Moreover, elements of inflammasomes, the protein complexes that facilitate inflammatory responses, are known to be able to become seeds of Aβ aggregation [5]. According to this emerging paradigm, inflammation is the upstream cause of Alzheimer’s, and quenching it might be more effective than targeting Aβ aggregation.
In addition to neuroinflammation, Alzheimer’s is probably affected by peripheral inflammation, with pro-inflammatory molecules crossing the blood-brain barrier and affecting brain cells [6]. It is known that metabolic dysfunction, the foremost cause of peripheral inflammation, exacerbates Alzheimer’s [7]. Research shows that PPAR agonists reduce peripheral inflammation [8]. As the authors note, this might be adding to the effectiveness of DTMB.
Conclusion
More and more Alzheimer’s researchers are looking towards targeting inflammation as the primary way to finding a cure. This new study describes a synthetic molecule that effectively targets some of the known inflammatory pathways and alleviates Alzheimer’s symptoms in mice.
It must be noted that mouse models of Alzheimer’s are not considered very reliable, and many anti-Alzheimer’s candidate drugs that have failed in human trials previously showed promise in mice. For example, gemfibrozil, a PPARα activator, failed in a phase I clinical trial despite improving memory function in the same mouse model of Alzheimer’s [9]. Nevertheless, targeting inflammation in the context of Alzheimer’s seems promising at the moment, and we expect to see more data coming through soon.
Literature
[1] Oh, E., Kang, J. H., Jo, K. W., Shin, W. S., Jeong, Y. H., Kang, B., … & Kim, K. T. (2022). Synthetic PPAR Agonist DTMB Alleviates Alzheimer’s Disease Pathology by Inhibition of Chronic Microglial Inflammation in 5xFAD Mice. Neurotherapeutics, 1-20.

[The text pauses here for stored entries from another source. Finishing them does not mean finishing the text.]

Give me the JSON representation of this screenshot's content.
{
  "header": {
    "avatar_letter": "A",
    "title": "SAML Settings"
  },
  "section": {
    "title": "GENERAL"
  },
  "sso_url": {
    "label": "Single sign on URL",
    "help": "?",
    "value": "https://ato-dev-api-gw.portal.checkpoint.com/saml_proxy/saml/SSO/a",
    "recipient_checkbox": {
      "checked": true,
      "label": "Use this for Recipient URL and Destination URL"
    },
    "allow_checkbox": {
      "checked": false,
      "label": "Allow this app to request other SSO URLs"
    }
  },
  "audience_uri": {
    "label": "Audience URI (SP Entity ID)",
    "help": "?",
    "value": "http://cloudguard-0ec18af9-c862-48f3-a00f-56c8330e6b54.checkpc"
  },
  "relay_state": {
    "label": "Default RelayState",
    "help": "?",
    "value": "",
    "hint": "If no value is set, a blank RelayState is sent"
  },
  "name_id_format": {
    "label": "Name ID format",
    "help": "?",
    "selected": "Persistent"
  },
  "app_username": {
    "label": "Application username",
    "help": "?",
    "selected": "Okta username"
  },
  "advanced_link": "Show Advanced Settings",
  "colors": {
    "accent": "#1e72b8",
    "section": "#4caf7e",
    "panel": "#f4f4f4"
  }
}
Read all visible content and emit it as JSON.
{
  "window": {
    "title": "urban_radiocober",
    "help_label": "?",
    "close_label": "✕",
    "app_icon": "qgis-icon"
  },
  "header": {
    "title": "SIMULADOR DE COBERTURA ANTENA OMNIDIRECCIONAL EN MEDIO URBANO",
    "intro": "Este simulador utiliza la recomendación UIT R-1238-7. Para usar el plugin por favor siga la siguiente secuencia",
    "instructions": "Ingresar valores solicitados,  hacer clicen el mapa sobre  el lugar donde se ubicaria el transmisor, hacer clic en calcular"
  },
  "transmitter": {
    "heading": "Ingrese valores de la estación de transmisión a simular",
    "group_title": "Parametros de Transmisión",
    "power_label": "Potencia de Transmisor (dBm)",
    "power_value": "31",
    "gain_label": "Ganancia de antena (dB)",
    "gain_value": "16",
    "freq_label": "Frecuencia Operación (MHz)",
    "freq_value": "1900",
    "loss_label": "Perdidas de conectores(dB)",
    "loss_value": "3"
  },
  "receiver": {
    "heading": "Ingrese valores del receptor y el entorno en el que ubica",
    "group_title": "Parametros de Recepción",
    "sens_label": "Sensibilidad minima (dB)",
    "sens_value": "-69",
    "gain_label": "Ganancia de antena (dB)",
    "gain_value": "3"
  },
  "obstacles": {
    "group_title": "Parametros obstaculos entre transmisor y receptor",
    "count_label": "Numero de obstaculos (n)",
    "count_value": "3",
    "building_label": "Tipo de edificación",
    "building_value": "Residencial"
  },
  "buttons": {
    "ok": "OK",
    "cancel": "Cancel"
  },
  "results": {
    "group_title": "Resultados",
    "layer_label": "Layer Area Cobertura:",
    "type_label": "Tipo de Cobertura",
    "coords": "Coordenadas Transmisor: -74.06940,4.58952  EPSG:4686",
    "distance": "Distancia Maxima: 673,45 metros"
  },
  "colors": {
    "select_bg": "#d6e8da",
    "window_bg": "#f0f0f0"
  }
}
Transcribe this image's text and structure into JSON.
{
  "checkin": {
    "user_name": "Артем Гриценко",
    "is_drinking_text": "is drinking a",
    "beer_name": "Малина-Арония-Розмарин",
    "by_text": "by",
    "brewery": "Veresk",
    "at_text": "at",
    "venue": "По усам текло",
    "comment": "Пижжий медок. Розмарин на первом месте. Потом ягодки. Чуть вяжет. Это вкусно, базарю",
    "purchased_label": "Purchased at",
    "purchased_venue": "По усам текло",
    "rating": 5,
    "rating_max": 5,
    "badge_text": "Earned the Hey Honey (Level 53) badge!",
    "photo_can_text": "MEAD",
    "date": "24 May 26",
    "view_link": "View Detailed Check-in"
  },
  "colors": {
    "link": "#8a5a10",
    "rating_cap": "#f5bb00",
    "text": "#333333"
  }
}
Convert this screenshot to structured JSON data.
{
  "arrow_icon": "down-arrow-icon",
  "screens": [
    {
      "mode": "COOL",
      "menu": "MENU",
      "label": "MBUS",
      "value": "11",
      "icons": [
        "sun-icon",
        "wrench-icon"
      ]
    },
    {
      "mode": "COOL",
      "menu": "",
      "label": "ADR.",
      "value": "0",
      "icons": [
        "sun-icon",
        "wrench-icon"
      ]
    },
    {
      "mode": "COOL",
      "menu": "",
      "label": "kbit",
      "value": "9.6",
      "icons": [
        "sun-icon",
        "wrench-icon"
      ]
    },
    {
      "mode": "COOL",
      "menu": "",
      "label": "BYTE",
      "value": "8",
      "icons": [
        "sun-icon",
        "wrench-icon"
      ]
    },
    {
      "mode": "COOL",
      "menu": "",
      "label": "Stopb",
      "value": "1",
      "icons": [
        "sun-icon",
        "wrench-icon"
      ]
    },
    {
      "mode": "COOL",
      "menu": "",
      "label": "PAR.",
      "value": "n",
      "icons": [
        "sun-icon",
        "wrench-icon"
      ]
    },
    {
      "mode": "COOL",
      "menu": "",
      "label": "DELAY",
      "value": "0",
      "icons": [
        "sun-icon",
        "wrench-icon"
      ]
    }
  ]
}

[2] Kinney, J. W., Bemiller, S. M., Murtishaw, A. S., Leisgang, A. M., Salazar, A. M., & Lamb, B. T. (2018). Inflammation as a central mechanism in Alzheimer’s disease. Alzheimer’s & Dementia: Translational Research & Clinical Interventions, 4, 575-590.
[3] Wójtowicz, S., Strosznajder, A. K., Jeżyna, M., & Strosznajder, J. B. (2020). The novel role of PPAR alpha in the brain: promising target in therapy of Alzheimer’s disease and other neurodegenerative disorders. Neurochemical Research, 45(5), 972-988.
[4] Minter, M. R., Taylor, J. M., & Crack, P. J. (2016). The contribution of neuroinflammation to amyloid toxicity in Alzheimer’s disease. Journal of neurochemistry, 136(3), 457-474.
[5] Venegas, C., Kumar, S., Franklin, B. S., Dierkes, T., Brinkschulte, R., Tejera, D., … & Heneka, M. T. (2017). Microglia-derived ASC specks cross-seed amyloid-β in Alzheimer’s disease. Nature, 552(7685), 355-361.
[6] Wood, H. (2018). Peripheral inflammation could be a prodromal indicator of dementia. Nature Reviews Neurology, 14(3), 127-127.
[7] Barbagallo, M., & Dominguez, L. J. (2014). Type 2 diabetes mellitus and Alzheimer’s disease. World journal of diabetes, 5(6), 889.
[8] Villapol, S. (2018). Roles of peroxisome proliferator-activated receptor gamma on brain and peripheral inflammation. Cellular and molecular neurobiology, 38(1), 121-132.
[9] Chandra, S., & Pahan, K. (2019). Gemfibrozil, a lipid-lowering drug, lowers amyloid plaque pathology and enhances memory in a mouse model of Alzheimer’s disease via peroxisome proliferator-activated receptor α. Journal of Alzheimer’s disease reports, 3(1), 149-168.